If you only have the wink hub and are happy with it you don’t need HA, however if you want also to add devices of other manufactureres you will need another app for this device and then another for a third manufactuerer and probably some of these are using cloud so you depend on their cloud service as well. When you connect the Wink hub to HA you can control the lock from HA as well, don’t need to go in the app. You can then also make automations like if everyone left the home, lock the Schlage Lock etc. etc.


Thanks for the explanation on Wink…I think I understand it. Assuming I go Schlage to Home Assistant on the Pi then to my Wifi router, I assume I can remotely access Home Assistant through an app on my phone? Since it is not cloud based normally (but there are cloud options), would I be connecting directly back to my home and need to open ports, etc on my router?

Are you saying that Raspbian OS with HassIO/HomeAssistant is easier than HassOS (per your last paragraph)?

There are multiple ways to remotely connect to HA, either through the Nabu Casa Cloud (5 bucks a month and is used to fund the development of HA) from HA or by opening ports on your router or VPN or TOR or …

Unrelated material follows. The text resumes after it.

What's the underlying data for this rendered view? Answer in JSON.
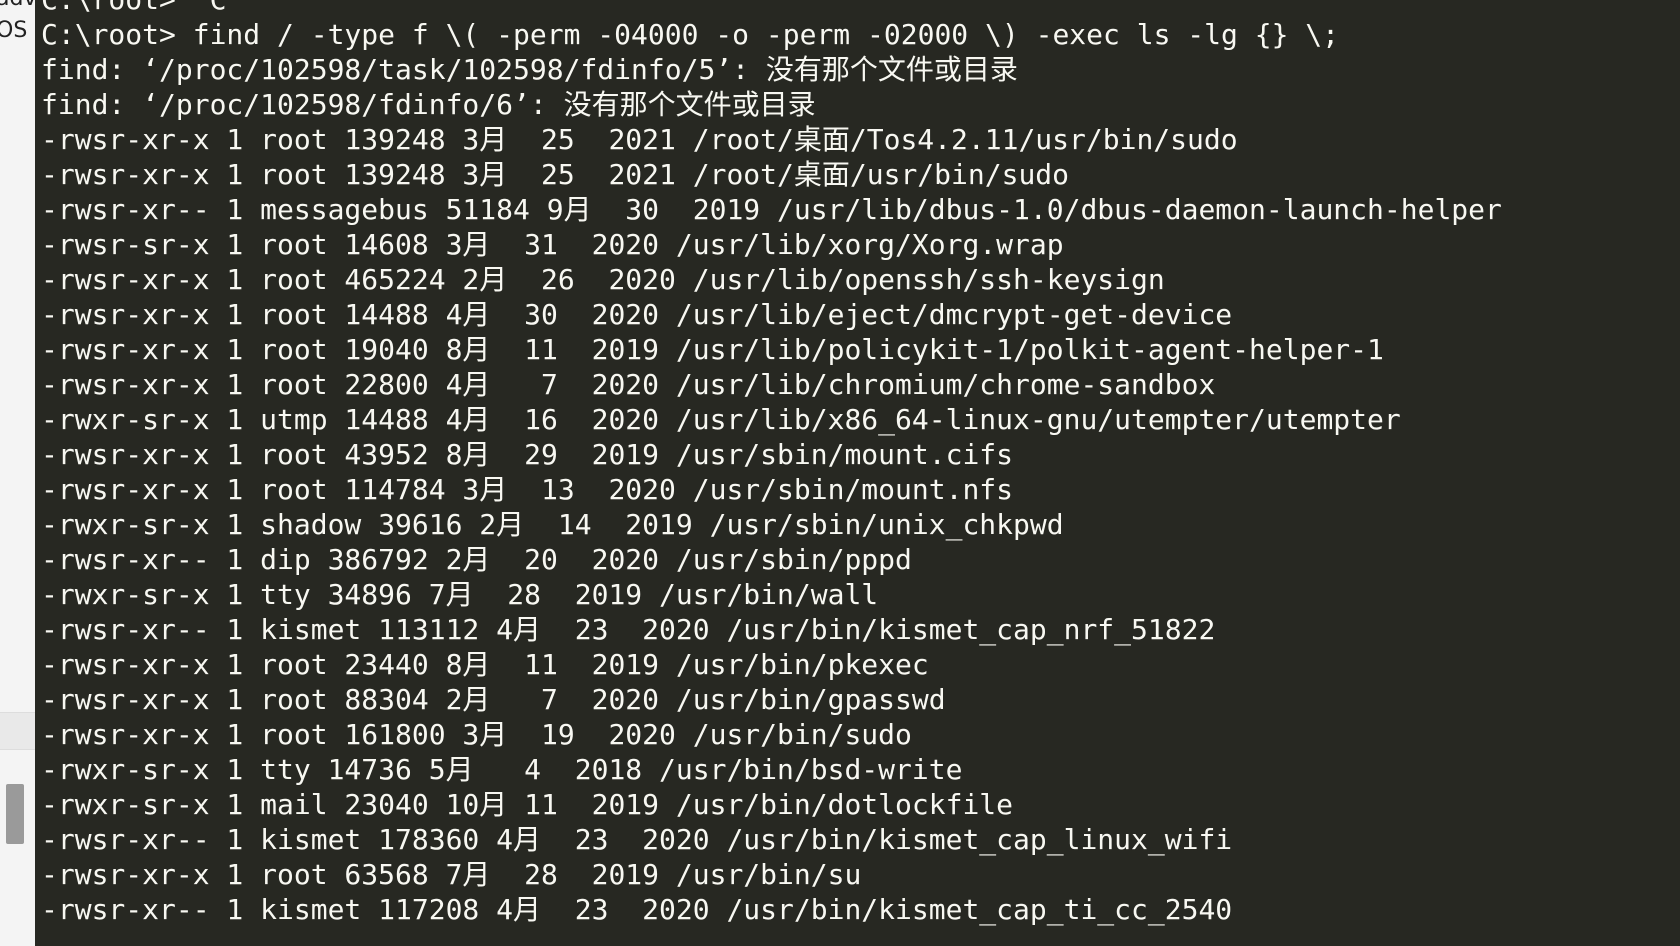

Using HassOS is easier but it’s sometimes limited if you want to do more advanced stuff on your host system. If you go the Raspbian route, you install raspbian then docker and then Hass.io on top, if you go the HassOS route, you just flash the pre-build image on the SD-Card and done. Hass.io always uses docker.

You can.

Yes, unless you want to support the project and pay for the cloud option (you won’t have to open any ports then)

Raspbian gives you more OPTIONS, should you want to run other software on the PI (assuming there isn’t already a docker image or an add-on for the software you want to run).

HassOS is treated as an appliance. You have no real access to the underlying operating system. You interface with a GUI wrapped around Docker (the add-ons). It will be the easiest way to get started with Home Assistant, and offers a more “hands-off” approach to setting up Home Assistant and Docker. If you install your own OS, you will be managing that OS and Home Assistant/docker/etc on it.

It’s just a matter of what you want to accomplish. Some people prefer the control of the underlying OS, some people like the appliance like aspect of HassOS.